James Dougan, chief executive of DOS and leader of the MBO team, anticipated a price in the area of £51m. This was based on his analysis of UK buy-outs in recent years, which suggested that a ‘normal’ price was in the region of six to eight times EBIT. The rule-of-thumb seemed to be that for a reasonable business five times or less was ‘cheap’, while a price approaching ten times was ‘expensive’.
The institution had devised a financial plan that included £26m of senior bank debt, £7m of ‘mezzanine’ subordinated debt, £18.25m of redeemable preference shares carrying a 5% fixed dividend, and £1.75m of ordinary capital (including management’s £500,000). Management would initially hold 30% of the equity, but a ‘ratchet’ provision would enable the team to increase its share to 40% if certain performance targets were met. Professional fees and other expenses of the transaction were budgeted at £2m.
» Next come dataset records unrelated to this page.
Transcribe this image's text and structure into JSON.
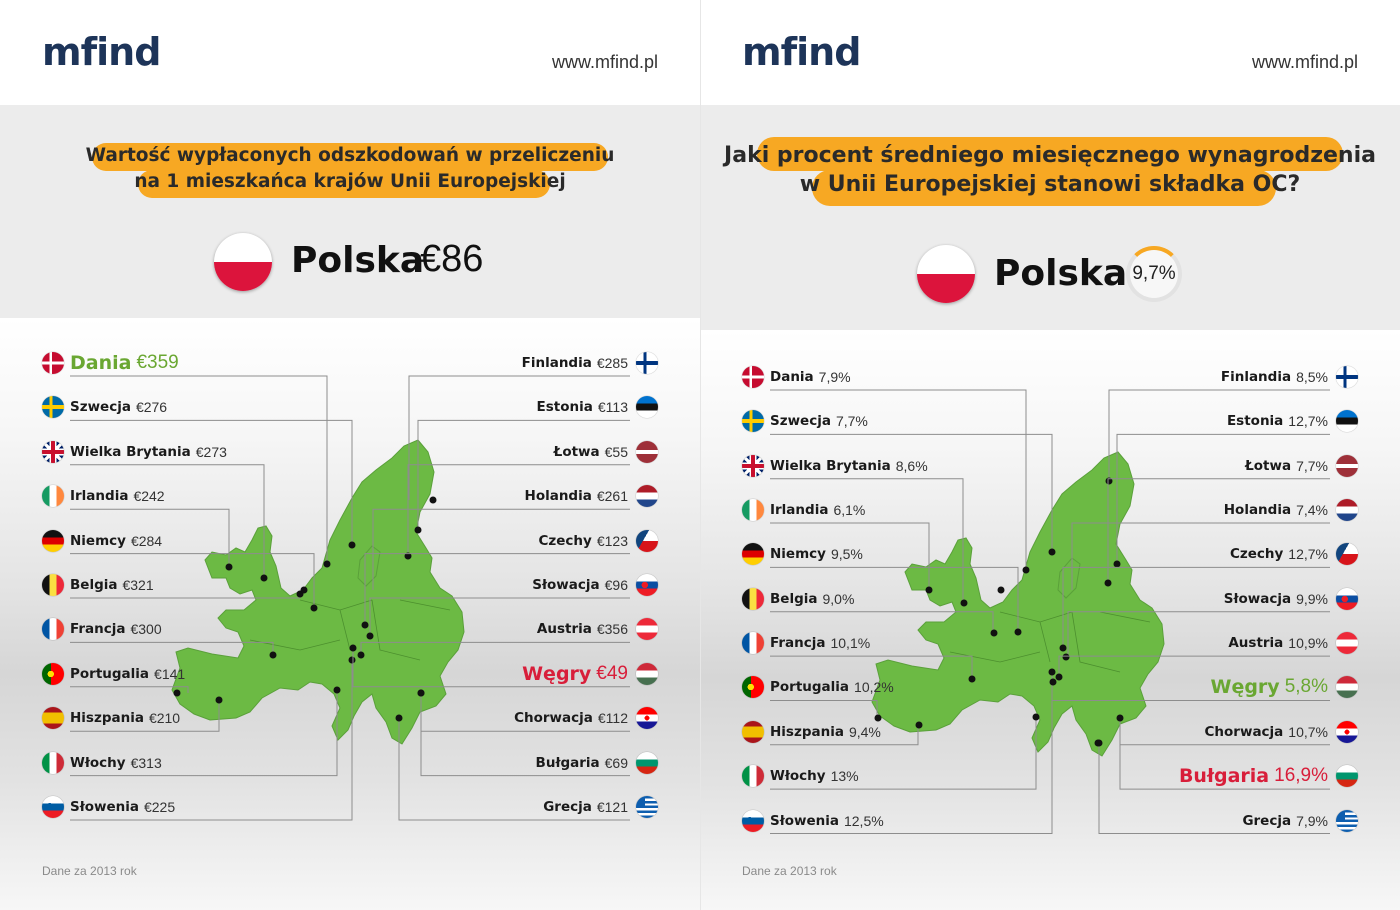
{
  "panels": [
    {
      "logo": "mfind",
      "url": "www.mfind.pl",
      "title_line1": "Wartość wypłaconych odszkodowań w przeliczeniu",
      "title_line2": "na 1 mieszkańca krajów Unii Europejskiej",
      "highlight": {
        "country": "Polska",
        "value": "€86"
      },
      "left_list": [
        {
          "name": "Dania",
          "value": "€359",
          "flag": "denmark",
          "style": "green"
        },
        {
          "name": "Szwecja",
          "value": "€276",
          "flag": "sweden"
        },
        {
          "name": "Wielka Brytania",
          "value": "€273",
          "flag": "uk"
        },
        {
          "name": "Irlandia",
          "value": "€242",
          "flag": "ireland"
        },
        {
          "name": "Niemcy",
          "value": "€284",
          "flag": "germany"
        },
        {
          "name": "Belgia",
          "value": "€321",
          "flag": "belgium"
        },
        {
          "name": "Francja",
          "value": "€300",
          "flag": "france"
        },
        {
          "name": "Portugalia",
          "value": "€141",
          "flag": "portugal"
        },
        {
          "name": "Hiszpania",
          "value": "€210",
          "flag": "spain"
        },
        {
          "name": "Włochy",
          "value": "€313",
          "flag": "italy"
        },
        {
          "name": "Słowenia",
          "value": "€225",
          "flag": "slovenia"
        }
      ],
      "right_list": [
        {
          "name": "Finlandia",
          "value": "€285",
          "flag": "finland"
        },
        {
          "name": "Estonia",
          "value": "€113",
          "flag": "estonia"
        },
        {
          "name": "Łotwa",
          "value": "€55",
          "flag": "latvia"
        },
        {
          "name": "Holandia",
          "value": "€261",
          "flag": "netherlands"
        },
        {
          "name": "Czechy",
          "value": "€123",
          "flag": "czech"
        },
        {
          "name": "Słowacja",
          "value": "€96",
          "flag": "slovakia"
        },
        {
          "name": "Austria",
          "value": "€356",
          "flag": "austria"
        },
        {
          "name": "Węgry",
          "value": "€49",
          "flag": "hungary",
          "style": "red"
        },
        {
          "name": "Chorwacja",
          "value": "€112",
          "flag": "croatia"
        },
        {
          "name": "Bułgaria",
          "value": "€69",
          "flag": "bulgaria"
        },
        {
          "name": "Grecja",
          "value": "€121",
          "flag": "greece"
        }
      ],
      "note": "Dane za 2013 rok"
    },
    {
      "logo": "mfind",
      "url": "www.mfind.pl",
      "title_line1": "Jaki procent średniego miesięcznego wynagrodzenia",
      "title_line2": "w Unii Europejskiej stanowi składka OC?",
      "highlight": {
        "country": "Polska",
        "value": "9,7%"
      },
      "left_list": [
        {
          "name": "Dania",
          "value": "7,9%",
          "flag": "denmark"
        },
        {
          "name": "Szwecja",
          "value": "7,7%",
          "flag": "sweden"
        },
        {
          "name": "Wielka Brytania",
          "value": "8,6%",
          "flag": "uk"
        },
        {
          "name": "Irlandia",
          "value": "6,1%",
          "flag": "ireland"
        },
        {
          "name": "Niemcy",
          "value": "9,5%",
          "flag": "germany"
        },
        {
          "name": "Belgia",
          "value": "9,0%",
          "flag": "belgium"
        },
        {
          "name": "Francja",
          "value": "10,1%",
          "flag": "france"
        },
        {
          "name": "Portugalia",
          "value": "10,2%",
          "flag": "portugal"
        },
        {
          "name": "Hiszpania",
          "value": "9,4%",
          "flag": "spain"
        },
        {
          "name": "Włochy",
          "value": "13%",
          "flag": "italy"
        },
        {
          "name": "Słowenia",
          "value": "12,5%",
          "flag": "slovenia"
        }
      ],
      "right_list": [
        {
          "name": "Finlandia",
          "value": "8,5%",
          "flag": "finland"
        },
        {
          "name": "Estonia",
          "value": "12,7%",
          "flag": "estonia"
        },
        {
          "name": "Łotwa",
          "value": "7,7%",
          "flag": "latvia"
        },
        {
          "name": "Holandia",
          "value": "7,4%",
          "flag": "netherlands"
        },
        {
          "name": "Czechy",
          "value": "12,7%",
          "flag": "czech"
        },
        {
          "name": "Słowacja",
          "value": "9,9%",
          "flag": "slovakia"
        },
        {
          "name": "Austria",
          "value": "10,9%",
          "flag": "austria"
        },
        {
          "name": "Węgry",
          "value": "5,8%",
          "flag": "hungary",
          "style": "green"
        },
        {
          "name": "Chorwacja",
          "value": "10,7%",
          "flag": "croatia"
        },
        {
          "name": "Bułgaria",
          "value": "16,9%",
          "flag": "bulgaria",
          "style": "red"
        },
        {
          "name": "Grecja",
          "value": "7,9%",
          "flag": "greece"
        }
      ],
      "note": "Dane za 2013 rok"
    }
  ],
  "colors": {
    "brand_navy": "#1d3459",
    "pill_orange": "#f7a823",
    "map_green": "#6cba44",
    "highlight_green": "#6aa732",
    "highlight_red": "#d81e3a",
    "poland_red": "#dc143c"
  },
  "icons": [
    "map-of-europe-icon",
    "country-flag-icon"
  ]
}
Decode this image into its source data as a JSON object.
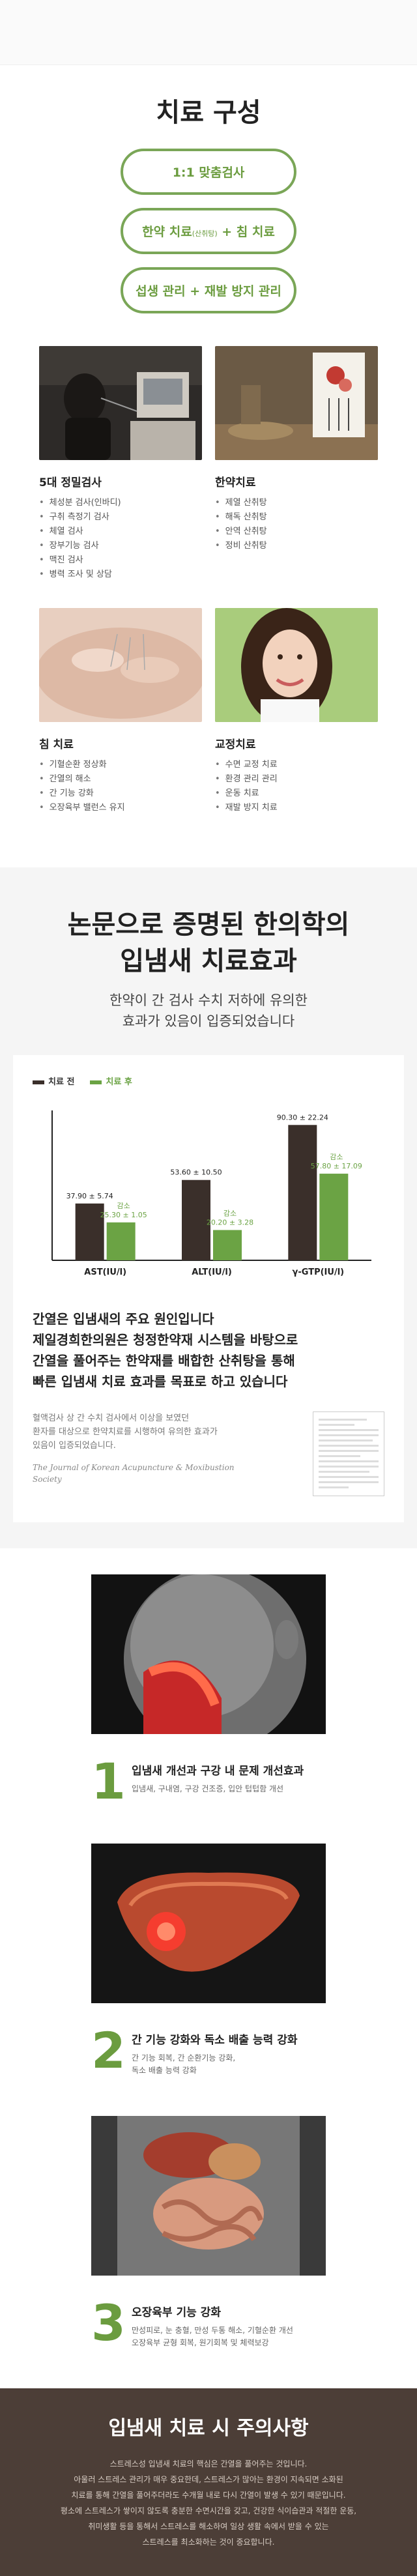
{
  "sec1": {
    "title": "치료 구성",
    "pills": [
      {
        "main": "1:1 맞춤검사",
        "small": "",
        "rest": ""
      },
      {
        "main": "한약 치료",
        "small": "(산취탕)",
        "rest": " + 침 치료"
      },
      {
        "main": "섭생 관리 + 재발 방지 관리",
        "small": "",
        "rest": ""
      }
    ],
    "cards": [
      {
        "title": "5대 정밀검사",
        "items": [
          "체성분 검사(인바디)",
          "구취 측정기 검사",
          "체열 검사",
          "장부기능 검사",
          "맥진 검사",
          "병력 조사 및 상담"
        ]
      },
      {
        "title": "한약치료",
        "items": [
          "제열 산취탕",
          "해독 산취탕",
          "안역 산취탕",
          "정비 산취탕"
        ]
      },
      {
        "title": "침 치료",
        "items": [
          "기혈순환 정상화",
          "간열의 해소",
          "간 기능 강화",
          "오장육부 밸런스 유지"
        ]
      },
      {
        "title": "교정치료",
        "items": [
          "수면 교정 치료",
          "환경 관리 관리",
          "운동 치료",
          "재발 방지 치료"
        ]
      }
    ]
  },
  "sec2": {
    "title_line1": "논문으로 증명된 한의학의",
    "title_line2": "입냄새 치료효과",
    "sub_line1": "한약이 간 검사 수치 저하에 유의한",
    "sub_line2": "효과가 있음이 입증되었습니다",
    "legend_before": "치료 전",
    "legend_after": "치료 후",
    "claim_line1": "간열은 입냄새의 주요 원인입니다",
    "claim_line2": "제일경희한의원은 청정한약재 시스템을 바탕으로",
    "claim_line3": "간열을 풀어주는 한약재를 배합한 산취탕을 통해",
    "claim_line4": "빠른 입냄새 치료 효과를 목표로 하고 있습니다",
    "note_line1": "혈액검사 상 간 수치 검사에서 이상을 보였던",
    "note_line2": "환자를 대상으로 한약치료를 시행하여 유의한 효과가",
    "note_line3": "있음이 입증되었습니다.",
    "cite_line1": "The Journal of Korean Acupuncture & Moxibustion",
    "cite_line2": "Society"
  },
  "chart_data": {
    "type": "bar",
    "categories": [
      "AST(IU/l)",
      "ALT(IU/l)",
      "γ-GTP(IU/l)"
    ],
    "series": [
      {
        "name": "치료 전",
        "values": [
          37.9,
          53.6,
          90.3
        ],
        "labels": [
          "37.90 ± 5.74",
          "53.60 ± 10.50",
          "90.30 ± 22.24"
        ]
      },
      {
        "name": "치료 후",
        "values": [
          25.3,
          20.2,
          57.8
        ],
        "labels": [
          "25.30 ± 1.05",
          "20.20 ± 3.28",
          "57.80 ± 17.09"
        ]
      }
    ],
    "annotation": "감소",
    "ylim": [
      0,
      100
    ],
    "colors": {
      "before": "#3a2f2a",
      "after": "#6ba344"
    }
  },
  "sec3": {
    "features": [
      {
        "num": "1",
        "title": "입냄새 개선과 구강 내 문제 개선효과",
        "desc1": "입냄새, 구내염, 구강 건조증, 입안 텁텁함 개선",
        "desc2": ""
      },
      {
        "num": "2",
        "title": "간 기능 강화와 독소 배출 능력 강화",
        "desc1": "간 기능 회복, 간 순환기능 강화,",
        "desc2": "독소 배출 능력 강화"
      },
      {
        "num": "3",
        "title": "오장육부 기능 강화",
        "desc1": "만성피로, 눈 충혈, 만성 두통 해소, 기혈순환 개선",
        "desc2": "오장육부 균형 회복, 원기회복 및 체력보강"
      }
    ]
  },
  "sec4": {
    "title": "입냄새 치료 시 주의사항",
    "lines": [
      "스트레스성 입냄새 치료의 핵심은 간열을 풀어주는 것입니다.",
      "아울러 스트레스 관리가 매우 중요한데, 스트레스가 많아는 환경이 지속되면 소화된",
      "치료를 통해 간열을 풀어주더라도 수개월 내로 다시 간열이 발생 수 있기 때문입니다.",
      "평소에 스트레스가 쌓이지 않도록 충분한 수면시간을 갖고, 건강한 식이습관과 적절한 운동,",
      "취미생활 등을 통해서 스트레스를 해소하여 일상 생활 속에서 받을 수 있는",
      "스트레스를 최소화하는 것이 중요합니다."
    ]
  }
}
Unexpectedly, Albion management announced that an offer of £64m had been received from a major European conglomerate. Management and its backer wondered whether a purchase price of £64m could ‘work’.
There were no really comparable companies quoted on the London Stock Exchange. Baker Hughes, a direct competitor of DOS (albeit a very much larger and stronger business), was quoted on the New York Stock Exchange at 28.1 times net income.
A bid of £64m might win the deal, but could management recommend it to its backer? Indeed, did management itself want the deal at that price? In the short term, it was thought that world oil prices were coming under pressure because of the market operations by Saudi Arabia. Management’s institutional backer, however, stated that they were only concerned with the long term.
The FT 100 Index was quoted at 21 times historic after-tax profits; base rate was 5.25%; and corporation tax rate was 30%.